Scrooge
10 janvier 2021
Critique par Micheline Poulin

«À la marche rythmée des mortelles secondes / Au temps assassin qui, en tout recoin du monde / Saura nous retrouver – à vous qui savez / Humblement, je dédie ce conte dépravé» – L.P. Sicard
Le roman Scrooge est divisé en cinq parties compartimentant un texte d’une rare intensité où nous voyageons dans des espaces et/ou des temps différents. Une liste musicale (de belles découvertes!) accentue le drame qui se joue à travers ces pages d’un conte de Noël revisité et franchement interdit. Rien à voir ici avec l’histoire de l’avare solitaire qui, une nuit de Noël, alors que visité par trois fantômes des Noëls passé, présent et futur, redécouvre l’esprit de Noël, la générosité, le partage et la bienveillance. J’ai pourtant reconnu les éléments les plus importants de l’histoire originale.

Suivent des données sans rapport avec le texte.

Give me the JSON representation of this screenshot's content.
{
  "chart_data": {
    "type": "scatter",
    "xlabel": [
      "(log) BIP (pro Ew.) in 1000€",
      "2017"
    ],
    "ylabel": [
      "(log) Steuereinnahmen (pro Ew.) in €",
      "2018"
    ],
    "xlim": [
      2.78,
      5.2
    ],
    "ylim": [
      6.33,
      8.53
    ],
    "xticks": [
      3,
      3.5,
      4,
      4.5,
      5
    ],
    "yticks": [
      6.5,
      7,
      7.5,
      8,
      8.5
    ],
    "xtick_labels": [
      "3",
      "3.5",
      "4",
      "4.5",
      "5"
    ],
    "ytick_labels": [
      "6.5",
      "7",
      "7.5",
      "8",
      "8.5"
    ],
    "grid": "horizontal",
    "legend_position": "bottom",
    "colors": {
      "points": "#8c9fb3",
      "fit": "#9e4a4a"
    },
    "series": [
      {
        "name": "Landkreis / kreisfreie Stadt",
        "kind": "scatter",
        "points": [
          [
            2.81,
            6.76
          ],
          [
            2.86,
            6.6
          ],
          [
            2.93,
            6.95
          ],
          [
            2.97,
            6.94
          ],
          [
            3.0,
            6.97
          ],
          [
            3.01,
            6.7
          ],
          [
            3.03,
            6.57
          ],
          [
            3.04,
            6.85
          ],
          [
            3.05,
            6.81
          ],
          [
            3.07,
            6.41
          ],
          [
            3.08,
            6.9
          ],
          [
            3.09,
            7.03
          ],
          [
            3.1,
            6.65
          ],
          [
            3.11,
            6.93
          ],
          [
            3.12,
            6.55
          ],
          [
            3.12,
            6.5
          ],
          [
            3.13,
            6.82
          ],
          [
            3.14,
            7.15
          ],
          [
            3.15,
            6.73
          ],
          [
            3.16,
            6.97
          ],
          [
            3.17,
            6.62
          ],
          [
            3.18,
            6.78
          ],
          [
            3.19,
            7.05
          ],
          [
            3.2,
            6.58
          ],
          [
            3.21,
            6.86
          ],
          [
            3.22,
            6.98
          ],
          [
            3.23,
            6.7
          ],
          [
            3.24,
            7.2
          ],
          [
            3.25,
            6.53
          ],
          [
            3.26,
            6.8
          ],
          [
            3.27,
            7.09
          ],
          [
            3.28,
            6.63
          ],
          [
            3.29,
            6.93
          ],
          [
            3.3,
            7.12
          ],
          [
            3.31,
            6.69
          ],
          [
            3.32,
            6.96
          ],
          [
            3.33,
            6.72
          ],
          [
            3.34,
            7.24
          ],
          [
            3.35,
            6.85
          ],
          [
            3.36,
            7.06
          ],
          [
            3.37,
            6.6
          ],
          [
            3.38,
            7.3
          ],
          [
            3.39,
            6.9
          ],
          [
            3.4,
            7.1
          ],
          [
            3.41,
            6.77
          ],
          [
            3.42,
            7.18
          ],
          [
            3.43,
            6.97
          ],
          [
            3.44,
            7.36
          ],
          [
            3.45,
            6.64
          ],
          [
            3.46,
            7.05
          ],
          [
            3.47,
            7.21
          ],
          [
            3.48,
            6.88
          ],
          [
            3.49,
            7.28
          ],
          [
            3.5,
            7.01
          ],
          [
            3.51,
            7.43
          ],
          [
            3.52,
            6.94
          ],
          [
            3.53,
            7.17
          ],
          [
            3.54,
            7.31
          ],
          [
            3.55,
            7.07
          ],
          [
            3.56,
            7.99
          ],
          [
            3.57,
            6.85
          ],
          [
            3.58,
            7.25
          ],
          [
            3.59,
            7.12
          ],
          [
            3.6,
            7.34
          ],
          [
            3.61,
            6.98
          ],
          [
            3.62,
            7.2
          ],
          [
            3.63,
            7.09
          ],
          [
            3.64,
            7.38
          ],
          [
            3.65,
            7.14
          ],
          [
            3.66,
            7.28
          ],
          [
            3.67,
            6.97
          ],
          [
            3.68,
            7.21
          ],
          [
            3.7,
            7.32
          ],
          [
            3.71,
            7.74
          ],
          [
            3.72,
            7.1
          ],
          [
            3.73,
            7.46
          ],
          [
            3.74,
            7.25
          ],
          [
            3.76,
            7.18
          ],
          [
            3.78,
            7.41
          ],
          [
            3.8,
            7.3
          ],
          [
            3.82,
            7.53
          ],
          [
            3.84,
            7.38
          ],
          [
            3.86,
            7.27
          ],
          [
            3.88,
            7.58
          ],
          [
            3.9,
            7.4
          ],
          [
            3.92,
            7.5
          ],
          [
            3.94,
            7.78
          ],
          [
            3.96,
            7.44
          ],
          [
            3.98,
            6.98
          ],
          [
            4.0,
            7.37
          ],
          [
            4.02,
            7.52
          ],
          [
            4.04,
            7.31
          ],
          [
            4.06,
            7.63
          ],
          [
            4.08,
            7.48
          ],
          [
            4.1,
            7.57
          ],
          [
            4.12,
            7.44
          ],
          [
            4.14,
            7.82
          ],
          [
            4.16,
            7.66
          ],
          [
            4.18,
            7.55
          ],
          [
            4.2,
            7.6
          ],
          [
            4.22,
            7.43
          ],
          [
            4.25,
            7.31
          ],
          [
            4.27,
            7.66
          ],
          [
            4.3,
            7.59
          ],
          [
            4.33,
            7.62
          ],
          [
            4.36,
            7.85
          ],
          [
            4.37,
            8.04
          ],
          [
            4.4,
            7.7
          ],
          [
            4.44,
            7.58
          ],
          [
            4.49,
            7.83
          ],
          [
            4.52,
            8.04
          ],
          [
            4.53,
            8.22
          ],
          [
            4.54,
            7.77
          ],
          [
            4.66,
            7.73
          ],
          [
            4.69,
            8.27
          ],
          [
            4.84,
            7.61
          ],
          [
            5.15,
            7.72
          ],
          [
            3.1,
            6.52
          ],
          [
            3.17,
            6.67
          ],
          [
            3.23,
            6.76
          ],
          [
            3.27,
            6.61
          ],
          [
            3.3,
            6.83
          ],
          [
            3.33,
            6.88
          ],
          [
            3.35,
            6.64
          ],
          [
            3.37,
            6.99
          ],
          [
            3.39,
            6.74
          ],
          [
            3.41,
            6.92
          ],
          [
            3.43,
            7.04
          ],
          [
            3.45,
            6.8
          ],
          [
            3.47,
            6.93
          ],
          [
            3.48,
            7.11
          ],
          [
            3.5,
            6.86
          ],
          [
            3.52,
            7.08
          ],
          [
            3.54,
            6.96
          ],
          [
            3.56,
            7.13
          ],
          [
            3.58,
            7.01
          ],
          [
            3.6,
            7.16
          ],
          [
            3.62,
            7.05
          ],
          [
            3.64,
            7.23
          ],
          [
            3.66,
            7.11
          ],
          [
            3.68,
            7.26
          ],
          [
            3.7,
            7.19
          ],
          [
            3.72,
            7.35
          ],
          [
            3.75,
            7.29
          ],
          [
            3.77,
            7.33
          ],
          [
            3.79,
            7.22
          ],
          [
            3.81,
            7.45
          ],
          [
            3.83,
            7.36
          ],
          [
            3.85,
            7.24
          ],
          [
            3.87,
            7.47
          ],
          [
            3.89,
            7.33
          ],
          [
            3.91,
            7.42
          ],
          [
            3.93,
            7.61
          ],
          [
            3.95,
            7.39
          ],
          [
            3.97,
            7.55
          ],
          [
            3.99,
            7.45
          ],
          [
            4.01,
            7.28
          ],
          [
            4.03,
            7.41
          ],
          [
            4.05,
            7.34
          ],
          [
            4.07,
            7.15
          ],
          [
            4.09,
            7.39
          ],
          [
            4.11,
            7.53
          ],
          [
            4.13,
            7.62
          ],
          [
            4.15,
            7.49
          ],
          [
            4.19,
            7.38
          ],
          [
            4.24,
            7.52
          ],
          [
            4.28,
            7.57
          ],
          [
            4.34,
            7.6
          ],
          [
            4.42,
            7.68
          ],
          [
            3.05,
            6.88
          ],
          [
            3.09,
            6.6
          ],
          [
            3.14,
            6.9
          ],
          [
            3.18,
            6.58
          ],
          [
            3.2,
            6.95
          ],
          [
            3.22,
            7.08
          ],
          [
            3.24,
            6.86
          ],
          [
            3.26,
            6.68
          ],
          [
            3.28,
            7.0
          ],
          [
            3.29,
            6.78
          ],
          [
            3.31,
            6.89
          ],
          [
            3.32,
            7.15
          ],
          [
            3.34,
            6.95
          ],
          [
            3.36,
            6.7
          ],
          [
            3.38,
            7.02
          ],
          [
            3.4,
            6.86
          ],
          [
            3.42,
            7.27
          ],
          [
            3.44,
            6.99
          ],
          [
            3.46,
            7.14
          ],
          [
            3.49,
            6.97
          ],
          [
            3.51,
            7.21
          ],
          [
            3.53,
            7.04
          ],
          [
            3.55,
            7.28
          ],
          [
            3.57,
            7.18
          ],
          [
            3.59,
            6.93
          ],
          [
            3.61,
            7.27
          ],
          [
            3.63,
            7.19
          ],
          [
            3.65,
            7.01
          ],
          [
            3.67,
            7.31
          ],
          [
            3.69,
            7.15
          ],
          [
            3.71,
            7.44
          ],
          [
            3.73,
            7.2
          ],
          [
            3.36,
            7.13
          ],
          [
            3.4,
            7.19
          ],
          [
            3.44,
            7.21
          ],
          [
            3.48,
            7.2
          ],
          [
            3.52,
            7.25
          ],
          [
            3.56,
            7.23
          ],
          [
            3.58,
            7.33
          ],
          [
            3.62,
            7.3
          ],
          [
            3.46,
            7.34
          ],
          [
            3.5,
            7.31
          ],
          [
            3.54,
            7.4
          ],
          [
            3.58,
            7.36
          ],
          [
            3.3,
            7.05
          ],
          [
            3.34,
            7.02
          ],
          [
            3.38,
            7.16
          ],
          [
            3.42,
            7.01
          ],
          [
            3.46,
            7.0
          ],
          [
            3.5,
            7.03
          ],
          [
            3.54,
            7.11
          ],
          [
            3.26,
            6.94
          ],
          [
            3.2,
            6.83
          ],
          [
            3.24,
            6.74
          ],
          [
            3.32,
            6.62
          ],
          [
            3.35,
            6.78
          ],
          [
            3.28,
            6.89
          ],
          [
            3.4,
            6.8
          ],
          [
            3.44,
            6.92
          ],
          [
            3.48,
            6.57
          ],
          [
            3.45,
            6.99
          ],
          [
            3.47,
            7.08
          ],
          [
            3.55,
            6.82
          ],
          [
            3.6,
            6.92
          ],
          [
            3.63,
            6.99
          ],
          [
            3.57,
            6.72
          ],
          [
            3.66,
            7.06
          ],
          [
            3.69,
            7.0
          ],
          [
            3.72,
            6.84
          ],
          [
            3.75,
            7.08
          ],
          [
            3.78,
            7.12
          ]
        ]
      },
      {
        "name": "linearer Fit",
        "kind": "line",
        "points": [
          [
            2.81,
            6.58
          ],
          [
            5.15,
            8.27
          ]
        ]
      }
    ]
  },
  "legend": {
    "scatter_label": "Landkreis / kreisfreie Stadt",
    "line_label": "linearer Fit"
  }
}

Dans le Scrooge de L.P. Sicard, j’ai marché dans les pas de Rebecca, une jeune fugueuse qui se trouve confrontée, pendant un hiver montréalais, à la mendicité quotidienne, à l’estomac vide, à la bataille pour son coin de rue devant la boutique de Scrooge et Marley… J’ai ressenti sa solitude, le froid, et j’ai rêvé d’un chocolat chaud. Avec elle, j’ai croisé plusieurs personnages qu’il vaut mieux ne pas croiser. L’humanité se trouve aussi revisitée et l’image, tel un miroir de notre société, ne présente ici rien de réjouissant…
«Les souffrances des autres n’ont de valeur que si elles risquent de nous atteindre.»
Les paradis artificiels, l’obsession du temps et un compte à rebours vers Noël sont au coeur du roman.
«Le futur souffre du temps qui passe, comme d’une entaille qui se gâte, comme d’une affection incurable.»
«Le passé est notre dernière prison.»
Se retrouver dans la peau du magnifique personnage de Rebecca a drainé mon énergie. Dès le début, Scrooge a exercé une réelle fascination sur moi. Je voulais savoir ce que l’auteur en ferait et je n’ai pas été déçue. Je n’en dirai pas plus que cette citation: «Les douleurs nous définissent bien plus que les joies; nous sommes le résultat de nos échecs, de nos peines et de nos blessures.»
Dès les premiers mots, j’ai eu l’impression de retrouver un ami. Pas le personnage de Scrooge, mais bien la plume douce, poétique et rythmée de L.P. Sicard. Wow! Une écriture enrichie d’un vocabulaire et d’une syntaxe recherchés et la création d’un univers où les voyages visitent la peur, l’anticipation cruellement froide et l’horreur absolue.
Je suis de ces Québécois qui apprécient les romans noirs, voire très noirs. Scrooge est un roman que j’ai trouvé dur et qui m’a remuée profondément. La présentation, avec sa page couverture magnifique au fini velours, est un autre point fort.
L.P. Sicard m’a gâtée avec son Scrooge intrigant et secret, vivant dans son monde, en marge de la société. Un coup de coeur! Je le recommande aux amateurs de romans noirs.
Quatrième de couverture | «Une inquiétante boutique que nul n’ose approcher. Des rumeurs sordides circulant dans les ruelles de la métropole. Une jeune femme blessée, prête à tout pour fuir le passé. Un vieillard défiguré que l’avenir obsède. Et l’instant même, qui ne devient plus qu’un interminable cauchemar. Charles Dickens, dans son Conte de Noël, présente Scrooge comme un vieil homme avare et détestable. Cette réécriture des ”Contes interdits” lui ajoute une obsession maladive et meurtrière pour le temps: ce nouveau Scrooge doit être craint comme la peste noire. Pourtant, une étrangère ignore les avertissements à l’égard de cet homme. Et celle-ci, entraînée dans les bas-fonds de la démence, comprendra bien vite que son temps est compté.»